可以使用之前的非递归中序遍历版本,在打印处,当前数和上一个数(在循环外使用一个临时变量last,初始值可定义为Integer.MIN_VALUE)比较是否要更大一些,否则直接return。
- 判断完全二叉树:按层遍历,发现的规律
- 一个节点只有右孩子没有左孩子,则非完全二叉树,
- 一个节点不是左右孩子都有(即有左没右或者两个都没有),后面的所有节点如果都是叶节点(不作为父节点,没有子节点),则为完全二叉树
package com.godzuo.java;
import java.util.LinkedList;
import java.util.Queue;
import java.util.Stack;
public class IsBSTAndCBT {
public static class Node{
private int value;
private Node left;
private Node right;
public Node(int value){
this.value = value;
}
}
//判断是否为搜索二叉树
public static Boolean isBST(Node head){
int pre = Integer.MIN_VALUE;
if (head == null){
return true;
}
Stack<Node> stack = new Stack<>();
while (!stack.isEmpty() || head != null){
if (head != null){
stack.push(head);
head = head.left;
}else {
head =stack.pop();
System.out.println(head.value + " ");
Boolean isBST =head.value > pre ? true : false;
if (!isBST){
return isBST;
}
pre = head.value;
head = head.right;
}
}
return true;
}
//判断是否为完全二叉树
public static boolean isCBT(Node head){
if (head == null) {
return true;
}
Queue<Node> queue = new LinkedList<>();
boolean leaf = false;
Node l = null;
Node r = null;
queue.offer(head);
while (!queue.isEmpty()){
head = queue.poll();
l = head.left;
r = head.right;
if ((leaf && (l != null || r != null)) // 是否开启了判断叶节点的阶段&&其左/右都不能有值,有的话就不是叶节点了
|| (l == null && r != null)){ //没开启叶节点判断阶段时,如果左无右有,直接false。
return false;
}
//后面这段等效于下面注释的代码
if (l != null){
queue.offer(l);
}
if (r != null){
queue.offer(r);
}
if(l != null || r != null){
leaf = true;
}
//if (l != null){
// queue.offer(l);
//}
//if (r != null){
// queue.offer(r);
//}else {
// leaf = true;
//}
}
return true;
}
public static void main(String[] args) {
Node head = new Node(4);
head.left = new Node(2);
head.right = new Node(6);
head.left.left = new Node(1);
head.left.right = new Node(3);
head.right.left = new Node(5);
System.out.println(isBST(head));
System.out.println(isCBT(head));
}
}
已知一棵完全二叉树,求其节点的个数
要求:时间复杂度低于O(N),N为这棵树的节点个数。
思路:因为时完全二叉树,其每个节点的子节点都是从左到右依次排满的。另外:一个满二叉树,高度为L(从1开始,一层就是1,二层就是2),其总节点数公式为:2L - 1 个。

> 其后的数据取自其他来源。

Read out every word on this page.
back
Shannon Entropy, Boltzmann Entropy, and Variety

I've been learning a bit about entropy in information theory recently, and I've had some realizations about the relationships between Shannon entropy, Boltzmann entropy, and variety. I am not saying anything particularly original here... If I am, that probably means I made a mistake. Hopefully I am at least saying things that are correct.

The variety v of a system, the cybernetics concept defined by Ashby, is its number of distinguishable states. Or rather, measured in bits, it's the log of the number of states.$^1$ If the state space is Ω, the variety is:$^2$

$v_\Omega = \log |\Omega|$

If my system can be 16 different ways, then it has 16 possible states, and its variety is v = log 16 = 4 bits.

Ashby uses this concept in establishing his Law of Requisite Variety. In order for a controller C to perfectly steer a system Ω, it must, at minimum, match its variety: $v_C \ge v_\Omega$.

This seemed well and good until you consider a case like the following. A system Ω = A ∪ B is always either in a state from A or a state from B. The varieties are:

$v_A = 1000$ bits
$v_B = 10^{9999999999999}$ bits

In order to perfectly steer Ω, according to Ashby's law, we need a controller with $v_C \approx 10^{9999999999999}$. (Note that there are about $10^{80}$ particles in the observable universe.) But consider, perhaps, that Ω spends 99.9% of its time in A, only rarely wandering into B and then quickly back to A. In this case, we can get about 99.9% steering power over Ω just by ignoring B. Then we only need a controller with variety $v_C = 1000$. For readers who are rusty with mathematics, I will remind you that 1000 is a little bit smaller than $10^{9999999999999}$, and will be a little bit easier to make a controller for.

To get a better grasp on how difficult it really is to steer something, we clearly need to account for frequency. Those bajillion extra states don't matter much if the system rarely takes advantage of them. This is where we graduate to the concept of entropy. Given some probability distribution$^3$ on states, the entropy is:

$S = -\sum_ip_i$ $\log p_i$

- 设定该完全二叉树的父节点为X,获取其左边界,即拿到了该树的深度h,再判断X的右子节点的左边界,判断深度是否为h
- 等于h,说明X的左子树整个为一个完全二叉树,左子树可通过公式计算,右子树递归计算。
- 不等于h,说明X的右子树整个为一个完全二叉树(高度比左边-1),右子树公式计算,左子树递归计算
package com.godzuo.java;
public class CompleteTreeNodeNumber {
public static class Node{
private int value;
private Node left;
private Node right;
public Node(int value){
this.value = value;
}
}
//时间复杂度O(logN)^2
//第一个㏒₂N:因为到每一层只需要遍历其中的一个,一共有O(㏒₂N)层
//第一个㏒₂N:计算每一个左子树的边界,也是一个O(㏒₂N)
public static int nodeNum(Node head){
if (head == null){
return 0;
}
return bs(head,1,mostLeftLevel(head,1));
}
//node为当前节点,l指node在第几层,h指整颗树的深度,一个不变的全局变量,
//返回当前节点的总个数
public static int bs(Node node, int l, int h){
if (l == h){ //已经是最后一层,那即为叶节点,即节点个数只有一个
return 1;
}
//判断右子树的左边界的深度
if (mostLeftLevel(node.right,l+1) == h){
//即,左子树是个满二叉树了,(左子树就可以使用公式计算+一个父节点)+ (右子树个数)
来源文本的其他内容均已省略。